Solo in presenza  della formale intestazione ovvero della disponibilità di fatto del conto, il cui onere probatorio compete all’Ufficio, diviene operante la presunzione legale stabilita dall’articolo 32, comma 1, n. 2), D.P.R. 600/1973 secondo cui “gli importi riscossi” (versamenti), rilevati sui conti intestati o riconducibili di fatto al contribuente, devono essere considerati “compensi” dell’attività di lavoro autonomo svolta dall’interessato, con spostamento dell’onere probatorio sul contribuente al quale spetta fornire la prova contraria alla presunzione, dimostrando che si tratta di somme comprese nella determinazione del reddito o che non hanno rilevanza reddituale.

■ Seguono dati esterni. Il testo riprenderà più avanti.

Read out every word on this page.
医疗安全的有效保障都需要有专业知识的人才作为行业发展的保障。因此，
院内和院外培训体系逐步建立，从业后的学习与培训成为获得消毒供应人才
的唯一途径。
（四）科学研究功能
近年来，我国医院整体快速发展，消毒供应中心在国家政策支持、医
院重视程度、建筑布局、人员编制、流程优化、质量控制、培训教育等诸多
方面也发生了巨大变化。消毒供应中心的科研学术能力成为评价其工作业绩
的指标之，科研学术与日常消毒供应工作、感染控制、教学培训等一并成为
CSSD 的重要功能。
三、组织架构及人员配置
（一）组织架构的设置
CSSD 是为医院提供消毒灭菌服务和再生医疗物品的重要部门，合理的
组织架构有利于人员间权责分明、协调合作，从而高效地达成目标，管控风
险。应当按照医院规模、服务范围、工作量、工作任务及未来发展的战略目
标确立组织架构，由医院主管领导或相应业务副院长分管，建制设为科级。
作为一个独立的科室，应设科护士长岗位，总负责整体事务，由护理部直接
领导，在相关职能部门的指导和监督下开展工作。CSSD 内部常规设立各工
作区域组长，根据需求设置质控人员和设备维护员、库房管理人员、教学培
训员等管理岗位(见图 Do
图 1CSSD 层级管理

In altri termini, in caso di conti bancari di cui sia formalmente titolare il contribuente accertato la presunzione che gli “importi riscossi” siano compensi è immediatamente applicabile; nel caso di conti intestati a terzi, l’Ufficio, al fine di avvalersi della presunzione legale in oggetto, deve fornire la previa prova, anche per presunzioni (purché qualificate), che il conto bancario intestato a terzi sia nelle effettiva disponibilità del contribuente, al quale pertanto sono attribuibili le movimentazioni del conto fiscalmente rilevanti.

In tal senso si sono espresse più pronunce della Corte, evidenziando che le indagini bancarie possono riguardare anche conti di terzi quando l’Ufficio abbia motivo di ritenere, in base agli elementi indiziari raccolti, ritenuti congrui dal giudice di merito, che tali conti e depositi siano stati utilizzati per occultare operazioni commerciali a scopo di evasione fiscale (Cassazione, n. 374/2009).

Anche l’esistenza di stretti vincoli familiari (compreso il rapporto di coniugio) tra il contribuente accertato ed il terzo titolare del conto, per assurgere a prova presuntiva qualificata delle riferibilità, in tutto o in parte, al contribuente accertato delle movimentazioni del conto corrente intestato al familiare, deve essere accompagnata dalla indicazioni di altri elementi, il cui onere di allegazione è a carico dell’Ufficio, idonei a dimostrare, in via logico-presuntiva, che la situazione reddituale del coniuge terzo intestatario del conto è incompatibile o comunque non può giustificare le movimentazioni riscontrate sul conto che, per tale ragione, può fondatamente ritenersi nella disponibilità effettuale del contribuente accertato.

La possibilità di acquisire ed utilizzare dati ed elementi risultanti dai conti, formalmente intestati a soggetto diverso giuridicamente rispetto a quello oggetto di accertamento, o verifica, è comunque strettamente correlata alla circostanza che il terzo sia legato allo stesso da particolari rapporti (cointeressenza, rappresentanza organica, mandato, rapporti di parentela, ecc.) che giustifichino la presunzione di riferibilità dei relativi movimenti bancari ad operazioni imponibili relative al soggetto sottoposto ad accertamento.

Come rilevato dalla Guardia di Finanza nel circolare n. 1/2018, nel caso di rapporti finanziari intestati a terzi e di cui il contribuente sottoposto a controllo non sia cointestatario o non abbia delega ad operare, l’onere della prova si declina in maniera differente.

In via generale, compete all’Amministrazione finanziaria soddisfare tale onere, anche mediante presunzioni, con uno standard probatorio tanto maggiore quanto più tenue è il rapporto familiare/di colleganza tra il contribuente (persona fisica/giuridica) ed il terzo.  Laddove sia stata dimostrata, anche in via presuntiva, la fittizia interposizione soggettiva, è sempre onere del contribuente provare l’estraneità delle operazioni all’attività economica svolta (Cassazione, n. 17390/2010).